According to official documentation https://keras.io/getting-started/faq/#how-can-i-install-hdf5-or-h5py-to-save-my-models-in-keras

you can do :

first test if you have h5py installed by running the

import h5py

if you dont have errors while importing h5py you are good to save:

from keras.models import load_model

model.save('my_model.h5')  # creates a HDF5 file 'my_model.h5'
del model  # deletes the existing model

# returns a compiled model
# identical to the previous one
model = load_model('my_model.h5')

If you need to install h5py http://docs.h5py.org/en/latest/build.html


This does not seem to work in Keras 2.2.4 with h5py 2.9.0. I get the following error: Anaconda3\envs\synthetic\lib\site-packages\keras\utils\io_utils.py", line 302, in getitem raise ValueError('Cannot create group in read only mode.')
D
Dharman

I was struggling with this error for a bit, and then realized I was accidently using

with open(f'path_to_filename/{filename.h5}', "rb") as file:
    loaded_model = tf.keras.models.load_model(file)

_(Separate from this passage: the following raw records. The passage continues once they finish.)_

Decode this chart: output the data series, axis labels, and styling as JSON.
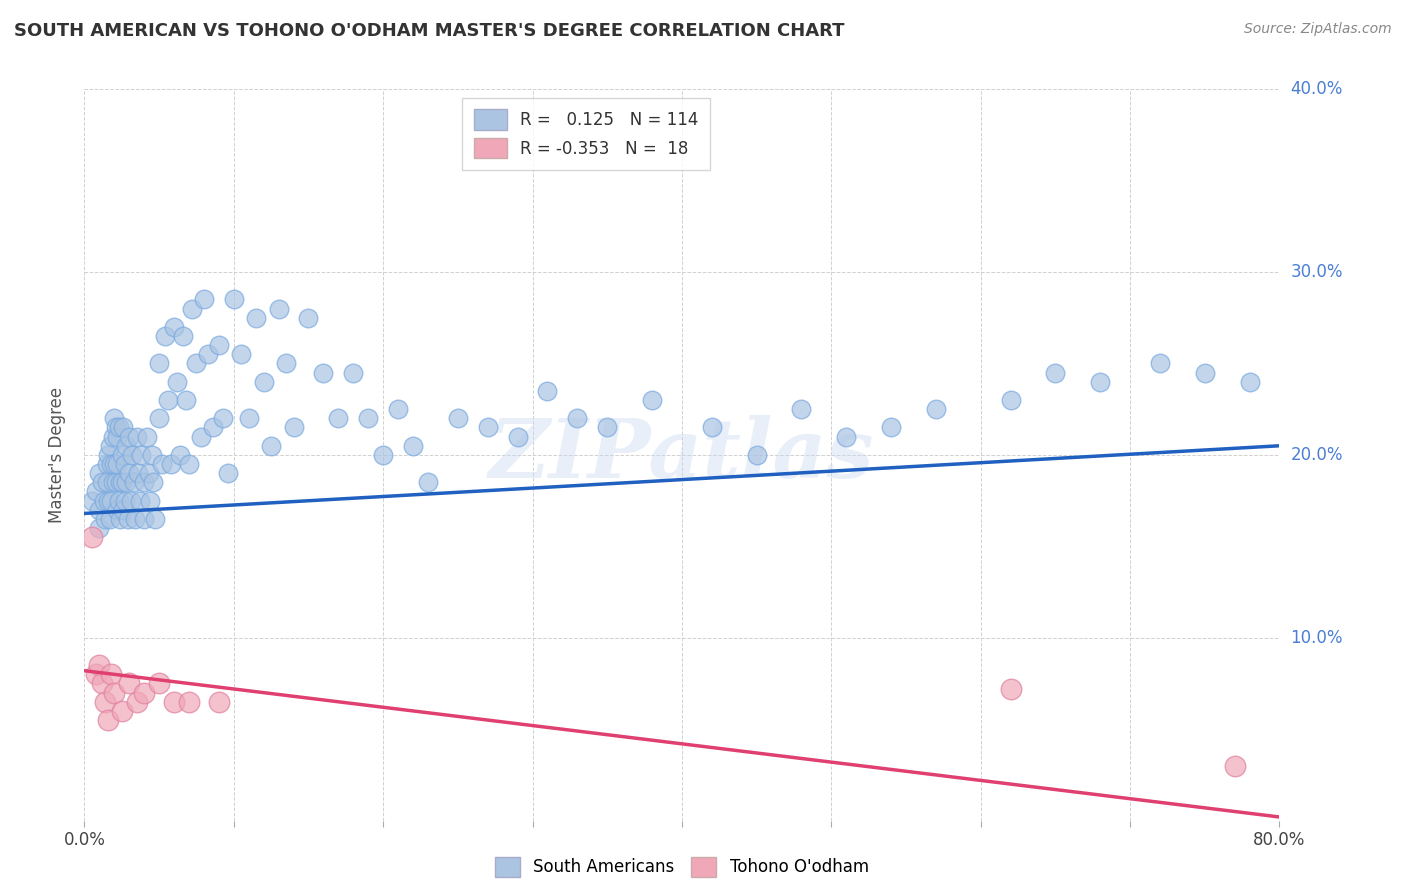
{
  "title": "SOUTH AMERICAN VS TOHONO O'ODHAM MASTER'S DEGREE CORRELATION CHART",
  "source": "Source: ZipAtlas.com",
  "ylabel": "Master's Degree",
  "xlim": [
    0.0,
    0.8
  ],
  "ylim": [
    0.0,
    0.4
  ],
  "xticks": [
    0.0,
    0.1,
    0.2,
    0.3,
    0.4,
    0.5,
    0.6,
    0.7,
    0.8
  ],
  "yticks": [
    0.0,
    0.1,
    0.2,
    0.3,
    0.4
  ],
  "watermark": "ZIPatlas",
  "blue_color": "#aac4e2",
  "pink_color": "#f0a8b8",
  "blue_line_color": "#2060c0",
  "pink_line_color": "#e04070",
  "R_blue": 0.125,
  "N_blue": 114,
  "R_pink": -0.353,
  "N_pink": 18,
  "blue_trend_x": [
    0.0,
    0.8
  ],
  "blue_trend_y": [
    0.168,
    0.205
  ],
  "pink_trend_x": [
    0.0,
    0.8
  ],
  "pink_trend_y": [
    0.082,
    0.002
  ],
  "blue_scatter_x": [
    0.005,
    0.008,
    0.01,
    0.01,
    0.01,
    0.012,
    0.013,
    0.014,
    0.015,
    0.015,
    0.016,
    0.016,
    0.017,
    0.017,
    0.018,
    0.018,
    0.019,
    0.019,
    0.02,
    0.02,
    0.021,
    0.021,
    0.022,
    0.022,
    0.022,
    0.023,
    0.023,
    0.024,
    0.024,
    0.025,
    0.025,
    0.026,
    0.026,
    0.027,
    0.027,
    0.028,
    0.028,
    0.029,
    0.03,
    0.03,
    0.031,
    0.032,
    0.033,
    0.034,
    0.035,
    0.036,
    0.037,
    0.038,
    0.04,
    0.04,
    0.042,
    0.043,
    0.044,
    0.045,
    0.046,
    0.047,
    0.05,
    0.05,
    0.052,
    0.054,
    0.056,
    0.058,
    0.06,
    0.062,
    0.064,
    0.066,
    0.068,
    0.07,
    0.072,
    0.075,
    0.078,
    0.08,
    0.083,
    0.086,
    0.09,
    0.093,
    0.096,
    0.1,
    0.105,
    0.11,
    0.115,
    0.12,
    0.125,
    0.13,
    0.135,
    0.14,
    0.15,
    0.16,
    0.17,
    0.18,
    0.19,
    0.2,
    0.21,
    0.22,
    0.23,
    0.25,
    0.27,
    0.29,
    0.31,
    0.33,
    0.35,
    0.38,
    0.42,
    0.45,
    0.48,
    0.51,
    0.54,
    0.57,
    0.62,
    0.65,
    0.68,
    0.72,
    0.75,
    0.78
  ],
  "blue_scatter_y": [
    0.175,
    0.18,
    0.19,
    0.17,
    0.16,
    0.185,
    0.175,
    0.165,
    0.195,
    0.185,
    0.2,
    0.175,
    0.165,
    0.205,
    0.195,
    0.175,
    0.21,
    0.185,
    0.22,
    0.195,
    0.215,
    0.185,
    0.17,
    0.21,
    0.195,
    0.175,
    0.215,
    0.185,
    0.165,
    0.2,
    0.185,
    0.17,
    0.215,
    0.195,
    0.175,
    0.205,
    0.185,
    0.165,
    0.21,
    0.19,
    0.175,
    0.2,
    0.185,
    0.165,
    0.21,
    0.19,
    0.175,
    0.2,
    0.185,
    0.165,
    0.21,
    0.19,
    0.175,
    0.2,
    0.185,
    0.165,
    0.25,
    0.22,
    0.195,
    0.265,
    0.23,
    0.195,
    0.27,
    0.24,
    0.2,
    0.265,
    0.23,
    0.195,
    0.28,
    0.25,
    0.21,
    0.285,
    0.255,
    0.215,
    0.26,
    0.22,
    0.19,
    0.285,
    0.255,
    0.22,
    0.275,
    0.24,
    0.205,
    0.28,
    0.25,
    0.215,
    0.275,
    0.245,
    0.22,
    0.245,
    0.22,
    0.2,
    0.225,
    0.205,
    0.185,
    0.22,
    0.215,
    0.21,
    0.235,
    0.22,
    0.215,
    0.23,
    0.215,
    0.2,
    0.225,
    0.21,
    0.215,
    0.225,
    0.23,
    0.245,
    0.24,
    0.25,
    0.245,
    0.24
  ],
  "pink_scatter_x": [
    0.005,
    0.008,
    0.01,
    0.012,
    0.014,
    0.016,
    0.018,
    0.02,
    0.025,
    0.03,
    0.035,
    0.04,
    0.05,
    0.06,
    0.07,
    0.09,
    0.62,
    0.77
  ],
  "pink_scatter_y": [
    0.155,
    0.08,
    0.085,
    0.075,
    0.065,
    0.055,
    0.08,
    0.07,
    0.06,
    0.075,
    0.065,
    0.07,
    0.075,
    0.065,
    0.065,
    0.065,
    0.072,
    0.03
  ]
}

Whereas this syntax isnt intended to be used with this load model function,

The normal way of just writing this, worked for me

loaded_model = tf.keras.models.load_model('path_to_filename/filename.h5')

T
TRINADH NAGUBADI

I done in this way

from keras.models import Sequential
from keras_contrib.losses import import crf_loss
from keras_contrib.metrics import crf_viterbi_accuracy

# To save model
model.save('my_model_01.hdf5')

# To load the model
custom_objects={'CRF': CRF,'crf_loss': crf_loss,'crf_viterbi_accuracy':crf_viterbi_accuracy}

# To load a persisted model that uses the CRF layer 
model1 = load_model("/home/abc/my_model_01.hdf5", custom_objects = custom_objects)

there is no model.save(). There is only model.model.save(). And loading this model back and using it in the original created model way leads to errors. The loaded object is
I got a 404 on that link
@TRINADH NAGUBADI, Update the link please, the page does not longer exist.